Low-Latency Distributed Messaging with RocketMQ — Part 1

This is the first part of the blog — Low-Latency Distributed Messaging with RocketMQ. In this blog, we will discuss about the history of the Alibaba Cloud message engine family. We will talk about reducing latency, as well as the advantages and disadvantages of using page cache. We will then talk about the development of RocketMQ and how it eliminates latency.

History of the Messaging Engine Family

The second generation, also known as pull mode, bears a proprietary message storage system developed by Alibaba Cloud. Its throughput performance was comparable to that of Kafka. However, given Taobao’s application scenarios, especially the scenarios requiring high reliability such as transaction chains, the messaging engine places priority on stability and reliability rather than throughput. The real-time performance of message delivery remains superior to push mode given its adoption of a persistent-connection pull mode.

After the first two generations went live and underwent numerous enhancements for many years, the team at Alibaba Cloud developed the high-performance and low-latency messaging engine RocketMQ. Developed in 2011, it is primarily based on the amalgamation of the pull and push modes. RocketMQ became open source in 2012. After 6 years of testing on transaction chains of Alibaba’s Double Eleven (Singles’ Day) event core, the software survived and thrived.

Alibaba Cloud donated RocketMQ to the Apache Software Foundation (ASF). Ever since, RocketMQ’s popularity flourished, and is becoming one of the most important distributed messaging engine within the Apache Community, after ActiveMQ and Kafka. So far, RocketMQ has provided laudable service for thousands of applications within the Alibaba Group. RocketMQ has played a decisive role in the stability of the group’s incredible mid-range terabyte-scaled message flow.

Figure 1.

The Quest for High Availability and Low Latency

Relationship between Availability and Latency

The performance metrics for an application tends to consider the throughput and latency. Throughput refers to the number of requests that a program can process over a period. Latency is the end-to-end response time.

Low latency has different definitions under different circumstances. For example, in a chat application, we can define low latency as within 200ms, and in a transaction system, we can define it as within 10ms. Compared with throughput, latency is susceptible to the effects of numerous factors, such as the CPU, network, memory, and operating system.

As per Little’s law, when latency becomes too high, the requests residing in the distributed system will increase sharply, rendering some nodes unavailable. The state of unavailability can even spread to other nodes, resulting in the loss of service capacity to the entire system, resulting in the fault termed an avalanche. Therefore, to improve the availability of the overall distributed system, we need to create low-latency applications

Ways of Exploring Low Latency

In 2016, Tmall launched new methods of playing their ‘Red Envelope’ game for Singles’ Day. The game was very sensitive to latency, and could only tolerate latency of within 50ms.

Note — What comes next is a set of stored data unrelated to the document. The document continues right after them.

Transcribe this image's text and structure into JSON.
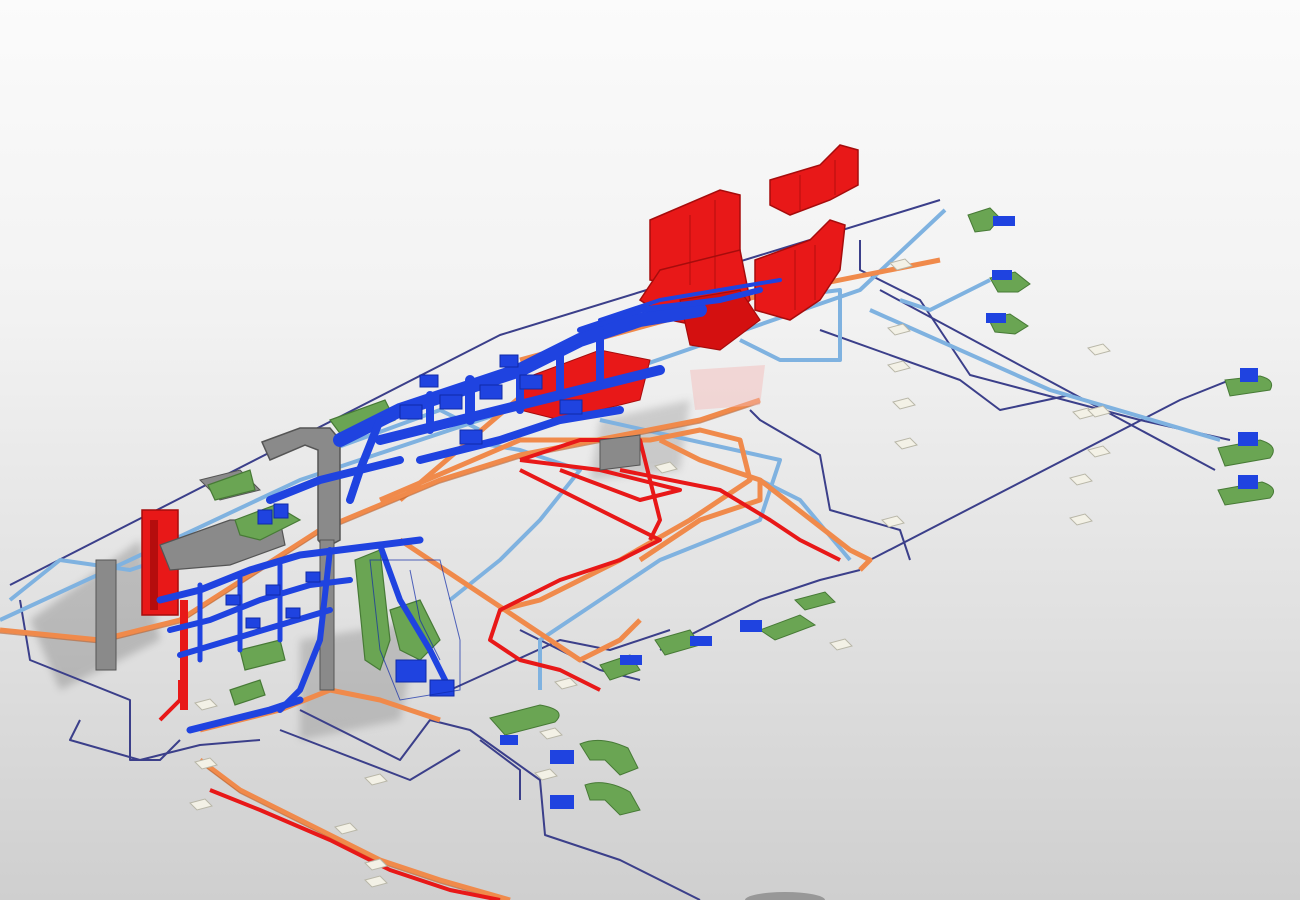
{
  "view": {
    "type": "3D isometric MEP model view",
    "background": [
      "#fbfbfb",
      "#cfcfcf"
    ]
  },
  "systems": [
    {
      "key": "supply_air",
      "color": "#1f43e0",
      "shade": "#0f2aa8"
    },
    {
      "key": "hot_pipe",
      "color": "#e81818",
      "shade": "#a60c0c"
    },
    {
      "key": "return_pipe",
      "color": "#f08a4b",
      "shade": "#b85d2a"
    },
    {
      "key": "chilled_pipe",
      "color": "#7fb2e0",
      "shade": "#3f7fbf"
    },
    {
      "key": "drain",
      "color": "#6aa553",
      "shade": "#477a36"
    },
    {
      "key": "equipment",
      "color": "#8a8a8a",
      "shade": "#555555"
    },
    {
      "key": "cable_tray",
      "color": "#3b3f8a",
      "shade": "#1e2155"
    },
    {
      "key": "diffuser",
      "color": "#f3f1e6",
      "shade": "#b9b7a8"
    }
  ]
}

During the initial stage of the load testing, there were massive latencies of 50–500ms when RocketMQ wrote messages, resulting in several failures during the peak usage of the Red Envelope game, extensively affecting the front-end business. The picture below is the thermodynamic diagram of latency of red envelope cluster writing messages during load testing.

Figure 2.

As a messaging engine developed in pure Java language, RocketMQ’s self-contained memory modules rely on Page Caches to accelerate and stack. This means that such factors as JVM, GC, kernel, Linux memory management mechanisms, and the file IO will affect its performance. As shown below, the risk of latency exists in each link from sending a message from the client to the final persistence on a disk. From observations of online data, there are accidental latencies of seconds in RocketMQ message writing chain.

Figure 3.

JVM Pause

For other JVM pauses, the system can output JVM pause time to the GC log through -XX: +PrintGCApplicationStoppedTime. The specific reason for the pause is output through -XX: +PrintSafepointStatistics -XX: PrintSafepointStatisticsCount=1, and specific optimizations are performed. In case many pauses of RevokeBias emerge in RocketMQ, the best option is to close the biased locking feature through -XX: -UseBiasedLocking. Additionally, the output of the GC log can produce a file IO and sometimes lead to unwanted pauses. It is possible to output GC logs to tmpfs (memory file system), but tmpfs will occupy memory. To avoid memory waste, you can roll GC logs with -XX: +UseGCLogFileRotation. Despite GC logs producing file IOs, JVM will output some statistical data requested by the jstat command to the directory /tmp(hsperfdata). You can close the features through -XX: +PerfDisableSharedMem, and JMX is used to replace the jstat.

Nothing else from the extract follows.